Turkish defense firm looks to add new suppliers to meet increasing orders

Published 25.02.2019 00:06

One of Turkey's leading defense contractors is seeing increasing overseas and domestic orders. With this renewed interest, Nurol Makina is looking for more domestic partners to produce various pieces of equipment for its armored vehicles.

Nurol Makina officials had bilateral talks with 40 companies, which are members of the Defense and Aviation Cluster (OSSA) of the Middle East Industry and Trade Center (OSTİM).

OSSA has been operating since 2008 to increase the share of domestic production in supplying the needs of the defense and aerospace sectors. It also has small and medium-sized enterprises (SMEs) operating in these industries to be competitive in the international market.

Particularly in the fields of defense and homeland security, Nurol Makina continues its domestic and overseas activities and plays an important role in meeting the needs of the Turkish Armed Forces (TSK) and the General Directorate of Security.

As the number of 4x4 armored combat vehicles in the security forces' inventory increases, the number of countries preferring the company's vehicles, such as the Ejder Yalçın, Yörük and Ejder TOMA, is on the rise as well.

The share of exports to Africa, Middle Eastern and Central Asian countries in Nurol Makina's turnover has increased 11-fold since 2012, standing at 75 percent last year.

Nurol Makina Planning and Supply Manager Tüzün Süsveren told Anadolu Agency (AA) that the vehicles they produce are in high demand at home and abroad, pointing out that the performance of armored vehicles has paved the way for new orders.

"Our teams are returning with a new order from almost every test they take part in. We believe that we must support the domestic industry to meet this demand," Süsveren said.

The Turkish defense industry has gone through a profound transformation over the last 16 years to domestically manufacture a series of military platforms, reaching up to 65 percent in domestic defense products as opposed to just 20 percent in early 2000. Turkish defense firms also sell major land, air and marine platforms to foreign militaries.

"Turkey's dependency on imported military hardware has been reduced from 80 percent to some 35 percent over the last 16 years," President Recep Tayyip Erdoğan had previously said.

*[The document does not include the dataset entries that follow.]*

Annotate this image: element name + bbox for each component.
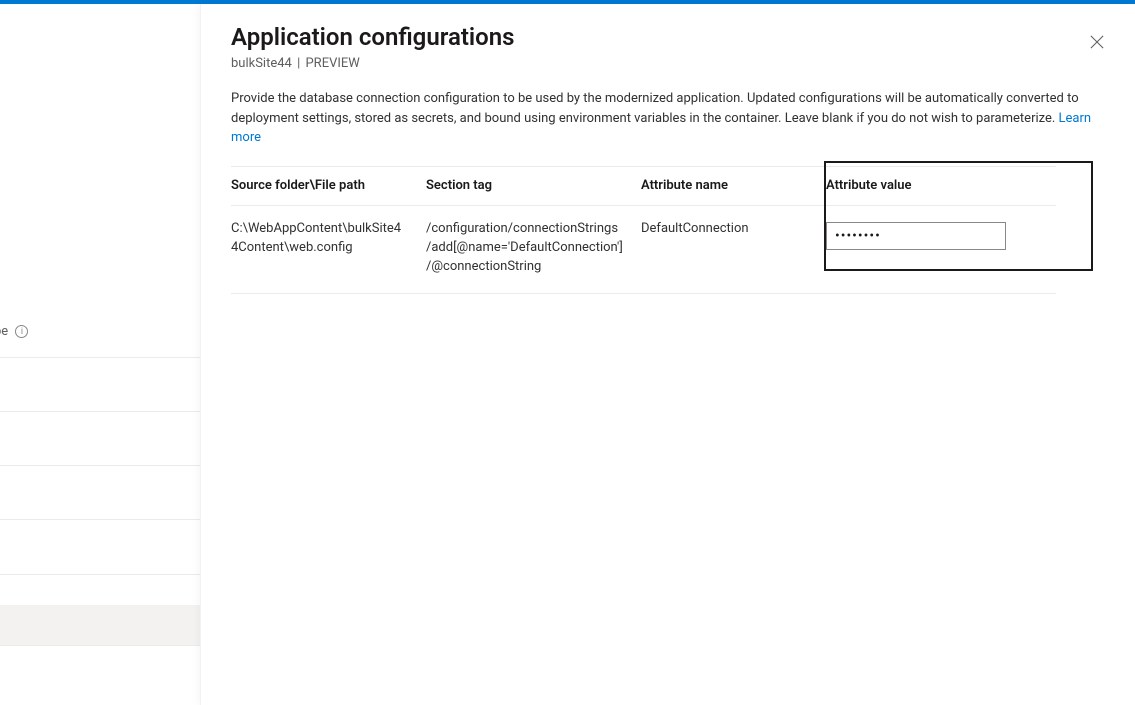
table-row: C:\WebAppContent\bulkSite44Content\web.c…: [231, 206, 1056, 294]
description-body: Provide the database connection configur…: [231, 91, 1079, 126]
blade-header: Application configurations bulkSite44 | …: [231, 22, 1105, 71]
info-icon[interactable]: i: [15, 325, 28, 338]
table-header-row: Source folder\File path Section tag Attr…: [231, 166, 1056, 207]
left-nav-divider: [0, 411, 200, 412]
subtitle-separator: |: [294, 56, 304, 71]
cell-source-path: C:\WebAppContent\bulkSite44Content\web.c…: [231, 220, 426, 258]
close-button[interactable]: [1083, 28, 1111, 56]
left-nav-divider: [0, 574, 200, 575]
left-nav-divider: [0, 519, 200, 520]
subtitle-site-name: bulkSite44: [231, 56, 292, 71]
left-nav-selected-item[interactable]: [0, 605, 200, 645]
left-nav-divider: [0, 645, 200, 646]
page-subtitle: bulkSite44 | PREVIEW: [231, 56, 1105, 71]
left-nav-divider: [0, 357, 200, 358]
cell-attribute-name: DefaultConnection: [641, 220, 826, 239]
left-nav-panel: pe i: [0, 4, 200, 705]
description-text: Provide the database connection configur…: [231, 89, 1105, 148]
left-nav-truncated-label: pe i: [0, 324, 28, 339]
preview-badge: PREVIEW: [305, 56, 359, 71]
column-header-section-tag: Section tag: [426, 177, 641, 196]
column-header-attribute-name: Attribute name: [641, 177, 826, 196]
page-title: Application configurations: [231, 22, 1105, 52]
close-icon: [1090, 35, 1104, 49]
left-nav-divider: [0, 465, 200, 466]
column-header-attribute-value: Attribute value: [826, 177, 1056, 196]
cell-attribute-value: [826, 220, 1056, 250]
config-table: Source folder\File path Section tag Attr…: [231, 166, 1056, 294]
blade-panel: Application configurations bulkSite44 | …: [200, 4, 1135, 705]
attribute-value-input[interactable]: [826, 222, 1006, 250]
column-header-source-path: Source folder\File path: [231, 177, 426, 196]
left-nav-text-fragment: pe: [0, 324, 8, 339]
cell-section-tag: /configuration/connectionStrings/add[@na…: [426, 220, 641, 277]
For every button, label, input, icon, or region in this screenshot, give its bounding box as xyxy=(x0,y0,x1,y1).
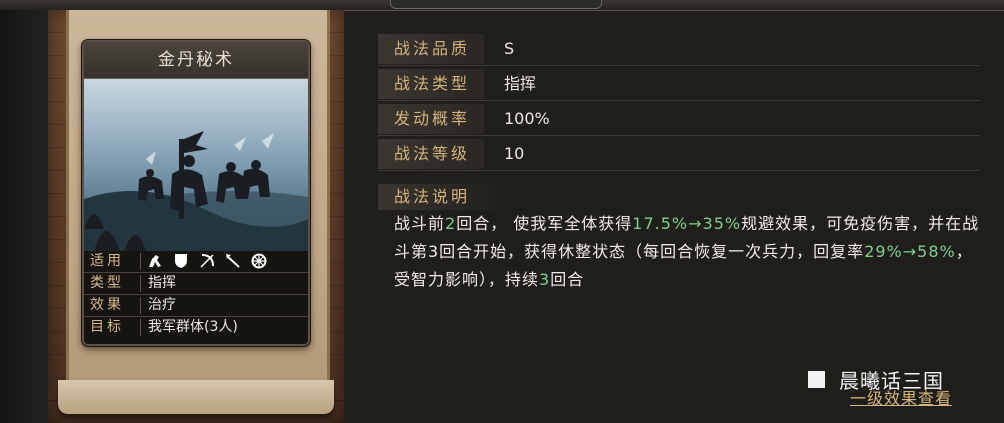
attr-label: 适用 xyxy=(90,253,124,269)
attr-label: 类型 xyxy=(90,275,124,291)
card-attributes: 适用 类型 指挥 效果 治疗 目标 我军群体(3人) xyxy=(84,251,308,344)
siege-wheel-icon xyxy=(250,252,268,270)
attr-row-effect: 效果 治疗 xyxy=(84,295,308,317)
attr-value: 治疗 xyxy=(148,297,176,313)
info-row-level: 战法等级 10 xyxy=(378,137,980,171)
left-shadow xyxy=(0,10,48,423)
info-row-probability: 发动概率 100% xyxy=(378,102,980,136)
attr-row-target: 目标 我军群体(3人) xyxy=(84,317,308,338)
cavalry-icon xyxy=(146,252,164,270)
card-title: 金丹秘术 xyxy=(158,50,234,70)
divider xyxy=(140,297,141,314)
info-value: 指挥 xyxy=(504,74,537,93)
tactic-card: 金丹秘术 适用 类型 指挥 效果 治疗 目标 我军群体(3人) xyxy=(82,40,310,346)
top-ornament xyxy=(390,0,602,9)
spear-icon xyxy=(224,252,242,270)
cavalry-artwork xyxy=(84,131,308,311)
unit-type-icons xyxy=(146,252,268,271)
desc-segment: 回合 xyxy=(550,270,585,289)
info-row-quality: 战法品质 S xyxy=(378,32,980,66)
attr-row-type: 类型 指挥 xyxy=(84,273,308,295)
divider xyxy=(140,275,141,292)
watermark-text: 晨曦话三国 xyxy=(839,368,944,393)
shield-icon xyxy=(172,252,190,270)
watermark: 晨曦话三国 xyxy=(808,367,944,393)
bow-icon xyxy=(198,252,216,270)
desc-highlight: 29%→58% xyxy=(864,242,956,261)
info-label: 发动概率 xyxy=(378,104,484,134)
desc-segment: 回合， 使我军全体获得 xyxy=(456,214,633,233)
description-text: 战斗前2回合， 使我军全体获得17.5%→35%规避效果，可免疫伤害，并在战斗第… xyxy=(394,210,984,294)
info-label: 战法类型 xyxy=(378,69,484,99)
info-value: S xyxy=(504,39,515,58)
square-icon xyxy=(808,370,825,388)
desc-segment: 战斗前 xyxy=(394,214,446,233)
description-label: 战法说明 xyxy=(378,184,510,210)
scroll-roll xyxy=(58,380,334,414)
info-value: 100% xyxy=(504,109,550,128)
attr-label: 效果 xyxy=(90,297,124,313)
divider xyxy=(140,319,141,336)
desc-highlight: 3 xyxy=(539,270,551,289)
attr-label: 目标 xyxy=(90,319,124,335)
desc-highlight: 2 xyxy=(445,214,457,233)
card-artwork xyxy=(84,79,308,311)
info-value: 10 xyxy=(504,144,525,163)
desc-highlight: 17.5%→35% xyxy=(632,214,742,233)
info-label: 战法品质 xyxy=(378,34,484,64)
info-row-type: 战法类型 指挥 xyxy=(378,67,980,101)
attr-row-suitable: 适用 xyxy=(84,251,308,273)
attr-value: 我军群体(3人) xyxy=(148,319,238,335)
attr-value: 指挥 xyxy=(148,275,176,291)
info-label: 战法等级 xyxy=(378,139,484,169)
divider xyxy=(140,253,141,270)
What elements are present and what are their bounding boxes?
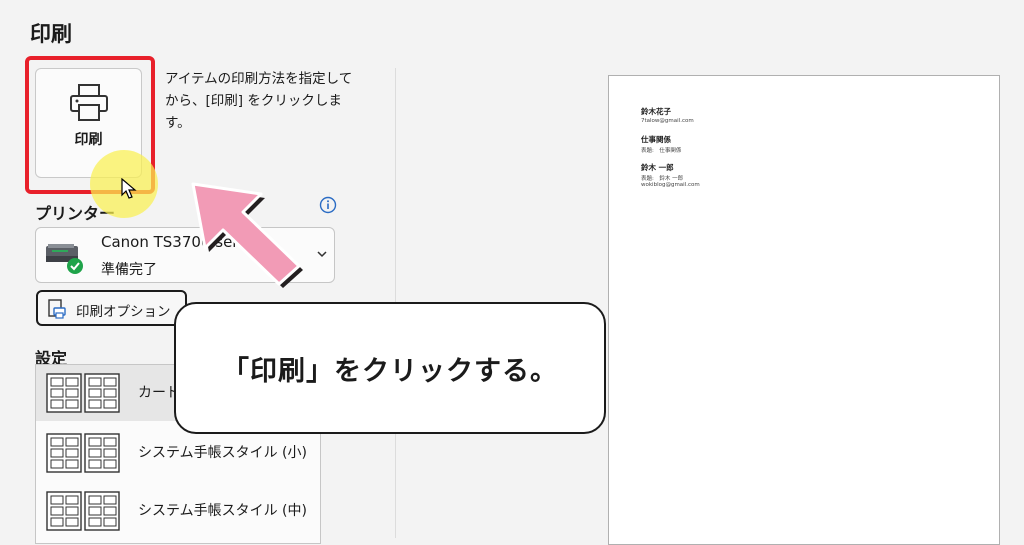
printer-icon bbox=[70, 84, 108, 121]
layout-thumbnail-icon bbox=[46, 433, 120, 473]
pointer-arrow-icon bbox=[191, 182, 303, 288]
layout-thumbnail-icon bbox=[46, 373, 120, 413]
print-preview-page: 鈴木花子 7talow@gmail.com 仕事関係 表題: 仕事関係 鈴木 一… bbox=[608, 75, 1000, 545]
chevron-down-icon bbox=[317, 251, 327, 258]
page-title: 印刷 bbox=[30, 22, 72, 46]
print-button-label: 印刷 bbox=[74, 132, 103, 148]
preview-entry-name: 鈴木花子 bbox=[641, 107, 671, 116]
print-options-icon bbox=[48, 299, 66, 319]
printer-device-icon bbox=[46, 244, 83, 274]
preview-entry-line: 表題: 鈴木 一郎 bbox=[641, 176, 684, 182]
info-icon[interactable] bbox=[319, 196, 337, 214]
mouse-cursor-icon bbox=[121, 178, 137, 199]
instruction-callout-text: 「印刷」をクリックする。 bbox=[222, 356, 558, 387]
layout-thumbnail-icon bbox=[46, 491, 120, 531]
preview-entry-line: wokiblog@gmail.com bbox=[641, 182, 700, 188]
print-options-label: 印刷オプション bbox=[76, 304, 171, 320]
preview-entry-line: 表題: 仕事関係 bbox=[641, 148, 682, 154]
preview-entry-name: 仕事関係 bbox=[641, 135, 671, 144]
preview-entry-name: 鈴木 一郎 bbox=[641, 163, 674, 172]
instruction-callout: 「印刷」をクリックする。 bbox=[174, 302, 606, 434]
printer-status: 準備完了 bbox=[101, 262, 157, 278]
help-text: アイテムの印刷方法を指定してから、[印刷] をクリックします。 bbox=[165, 71, 353, 131]
layout-item-medium[interactable]: システム手帳スタイル (中) bbox=[36, 483, 320, 539]
print-options-button[interactable]: 印刷オプション bbox=[36, 290, 187, 326]
layout-item-label: システム手帳スタイル (小) bbox=[138, 445, 307, 461]
layout-item-label: システム手帳スタイル (中) bbox=[138, 503, 307, 519]
preview-entry-line: 7talow@gmail.com bbox=[641, 118, 694, 124]
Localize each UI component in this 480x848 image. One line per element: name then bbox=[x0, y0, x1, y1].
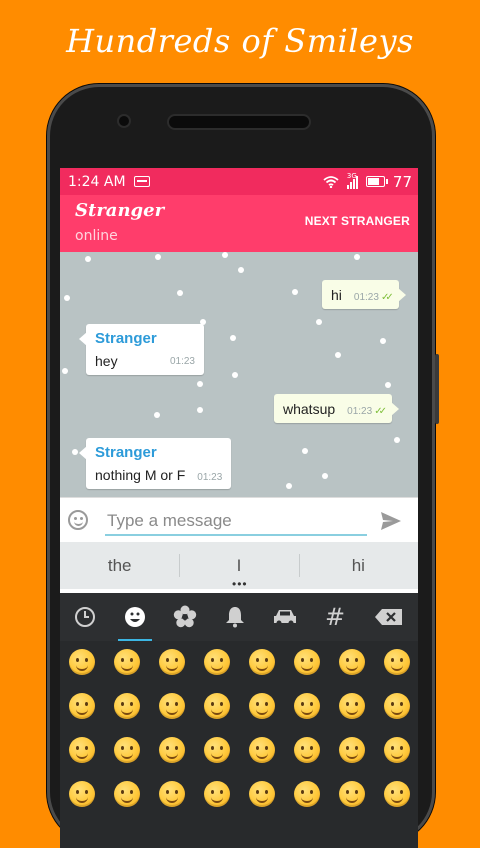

Moreover, as a result of accelerating efforts, the defense industry's exports recorded a 17 percent rise compared to 2017 and surpassed the target of $2 billion last year, hitting a record high level of $2.04 billion.

The U.S. was the top export market for the aviation and defense industry sectors with $726.7 million, up 5 percent from a year earlier. It was followed by Germany with exports worth $226.1 million, an 8 percent increase compared to 2017.

Suggesting that they need to find new suppliers for their new projects, especially in the second half of this year, he said they need new companies to do electrical, electronics, cabling, dashboard, cutting, twisting, welding and painting work in this regard.

Noting that countries want to include vehicles they have ordered in their security forces inventories in a very short time, Süsveren said they need very fast suppliers to catch up with the demand and high quality is a must at the same time.

"We also monitor the vehicles we have supplied after delivery, and our after-sales teams work very effectively," he continued. "We want to minimize the after-sales workload with high quality vehicles. In terms of cost, we take orders under very competitive conditions as well. Under these conditions, we are open to all companies who can contribute in terms of quality, delivery performance and cost."

Süsveren added they are planning on giving additional work to the auxiliary industry in the coming period.